Educação e inovação como estratégia

Há 99 anos, no longínquo vilarejo pertencente à cidade de Abrantes, Portugal, a família Simão lançou a MARCA de azeites Andorinha, que se tornou uma das mais tradicionais do mundo. Com sua famosa embalagem vermelha como carro-chefe, a popularidade da companhia foi levada a outros países pela enorme colônia de portugueses espalhada mundo afora. E o Brasil se tornou um dos principais mercados.

Quando a Sovena concluiu a compra da Andorinha, o impulso foi ainda maior. A estratégia da companhia no momento para garantir maior penetração nos lares brasileiros gira em torno de campanhas de educação e itens cada vez mais inovadores, já adiantando as comemorações pelo centenário da MARCA Andorinha, que ocorrerão em 2027.

Na primeira frente, a companhia chegou até a levar a apresentadora Ana Maria Braga ao Alentejo para conhecer a cultura do azeite, mas viu que existia uma necessidade de relacionamento mais próximo com os consumidores. Para isso, criou a Casa Andorinha, uma espécie de “museu do azeite”, que já ocorreu em São Paulo e no Rio de Janeiro.

Na última edição, foi inclusive criado um restaurante temporário em um casarão de Botafogo, na Zona Sul da capital carioca, onde é possível entender como é produzido o azeite da MARCA, que se orgulha de conseguir levar a maior parte das azeitonas da colheita mecanizada no próprio olival à garrafa em até 24 horas. Para o centenário da Andorinha, a Sovena pretende realizar um grande evento no Brasil, ainda sem poder revelar detalhes.

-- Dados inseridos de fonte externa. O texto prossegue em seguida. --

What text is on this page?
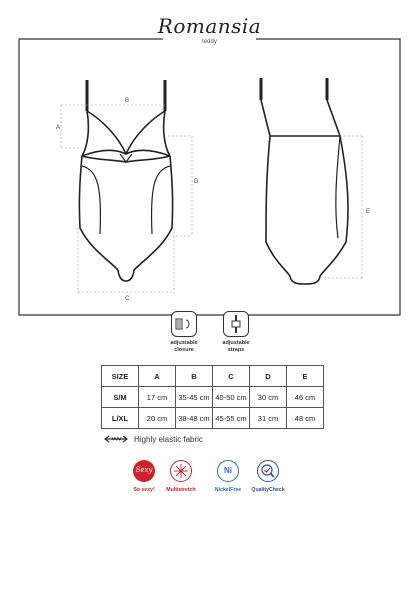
Romansia
teddy
B
A
D
C
E
adjustable
closure
adjustable
straps
SIZE	A	B	C	D	E
S/M	17 cm	35-45 cm	40-50 cm	30 cm	46 cm
L/XL	20 cm	38-48 cm	45-55 cm	31 cm	48 cm
Highly elastic fabric
Sexy
So sexy!	Multistretch
Ni
NickelFree	QualityCheck
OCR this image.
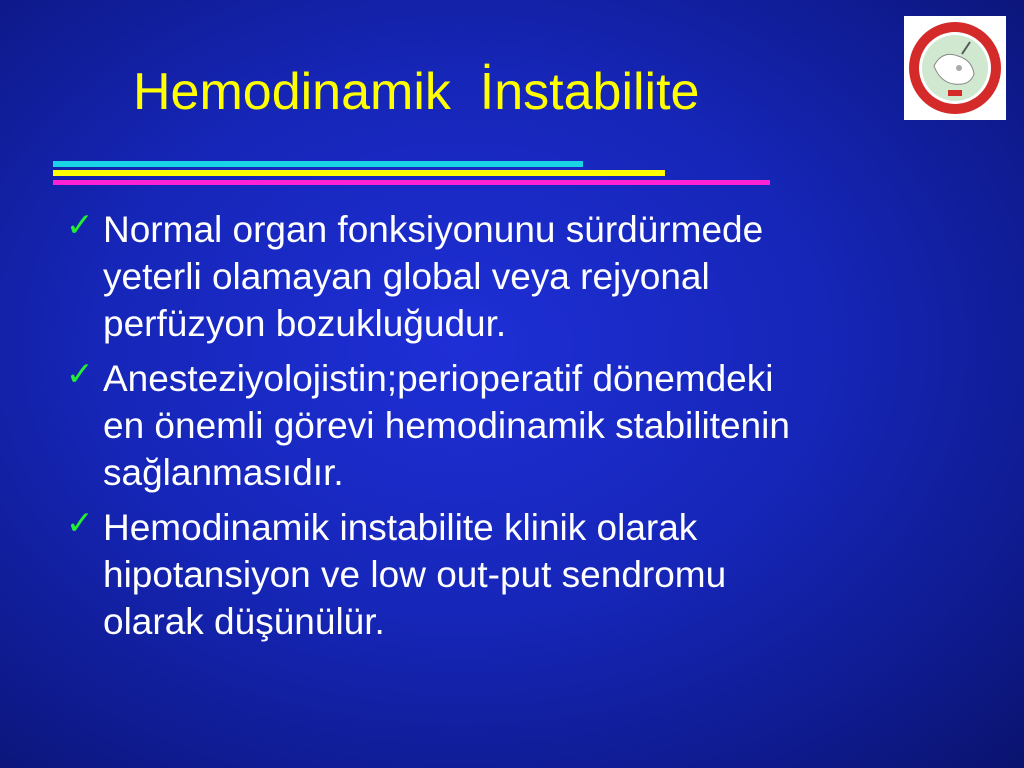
Hemodinamik  İnstabilite
✓ Normal organ fonksiyonunu sürdürmede
yeterli olamayan global veya rejyonal
perfüzyon bozukluğudur.
✓ Anesteziyolojistin;perioperatif dönemdeki
en önemli görevi hemodinamik stabilitenin
sağlanmasıdır.
✓ Hemodinamik instabilite klinik olarak
hipotansiyon ve low out-put sendromu
olarak düşünülür.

Na frente de inovação, a companhia resolveu testar no Brasil uma tendência global que ainda não ganhou muita tração por aqui: o uso de squeezes nas cozinhas. Conhecido por estar em uma embalagem flexível, leve e resistente, o produto busca adaptar o consumo do azeite a uma rotina dinâmica para finalizar pratos com rapidez.

Lançado neste mês no Festival APAS Show, com previsão de chegada ao mercado nacional no segundo semestre deste ano, a distribuição será abrangente, contemplando todos os canais já trabalhados pela categoria no Brasil, incluindo o varejo tradicional e o cash & carry (atacarejo).